Abstract

In recent debates and policies on regulation the quantification of effects – in terms of numbers, figures and costs – plays an ever more important role. Whatever the underlying cause for this quantification trend may be, it does allow countries to share information on (the effects of) regulation in ways that were unfathomable before. This paper looks into this regulatory quantification trend and assesses it. The paper discusses the way in which jurisdictions all around the world, perhaps triggered by regulatory competition, are adopting each other's regulatory appraisal practices at an extraordinary pace, in most cases in order to enable policy makers to gather more and better information about the possible effects of regulation.

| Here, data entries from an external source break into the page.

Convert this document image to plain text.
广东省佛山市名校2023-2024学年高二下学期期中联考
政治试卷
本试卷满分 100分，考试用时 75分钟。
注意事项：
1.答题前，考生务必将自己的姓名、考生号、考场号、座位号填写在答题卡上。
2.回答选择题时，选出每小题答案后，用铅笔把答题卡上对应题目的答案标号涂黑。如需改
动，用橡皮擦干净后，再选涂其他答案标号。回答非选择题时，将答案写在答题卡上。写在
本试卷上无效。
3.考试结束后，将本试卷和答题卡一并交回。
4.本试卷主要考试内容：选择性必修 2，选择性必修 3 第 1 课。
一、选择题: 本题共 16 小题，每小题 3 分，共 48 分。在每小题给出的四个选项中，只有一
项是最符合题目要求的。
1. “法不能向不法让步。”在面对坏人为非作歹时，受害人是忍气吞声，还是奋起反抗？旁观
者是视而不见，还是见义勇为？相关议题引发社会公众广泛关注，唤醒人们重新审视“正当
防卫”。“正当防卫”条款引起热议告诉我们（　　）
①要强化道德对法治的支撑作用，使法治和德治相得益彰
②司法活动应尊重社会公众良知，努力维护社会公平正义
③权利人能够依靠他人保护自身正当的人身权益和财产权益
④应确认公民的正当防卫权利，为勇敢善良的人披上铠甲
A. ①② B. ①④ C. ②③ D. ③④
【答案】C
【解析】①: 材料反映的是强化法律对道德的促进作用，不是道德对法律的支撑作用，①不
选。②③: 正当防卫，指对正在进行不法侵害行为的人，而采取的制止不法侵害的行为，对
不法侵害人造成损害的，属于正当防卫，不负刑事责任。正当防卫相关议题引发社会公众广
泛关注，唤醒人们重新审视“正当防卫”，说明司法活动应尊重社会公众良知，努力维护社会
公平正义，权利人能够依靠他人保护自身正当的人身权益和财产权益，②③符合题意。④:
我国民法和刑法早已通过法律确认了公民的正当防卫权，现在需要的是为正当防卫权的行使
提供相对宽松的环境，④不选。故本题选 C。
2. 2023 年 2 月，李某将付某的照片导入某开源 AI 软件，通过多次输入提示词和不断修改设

In this process – particularly in OECD countries – these jurisdictions don't just copy each other's quantification methods but to a certain extent also each other's institutional arrangements. One of these effects in any case is that regulators will be able to take decisions on the basis of better information and be more able to weigh up the content of alternative solutions. It can make the regulatory process better informed and more inclusive as well. There are serious downsides to quantification as well, as the conclusion of the article argues: quantification may make the regulatory more exclusive as well, make the debate during the regulatory process too one sided. It may be abused to fence off an open debate on alternatives, and it does not help to dampen the ambitions of regulators in thinking that every problem can be solved by regulatory intervention; it rather more seems to feed this ambition.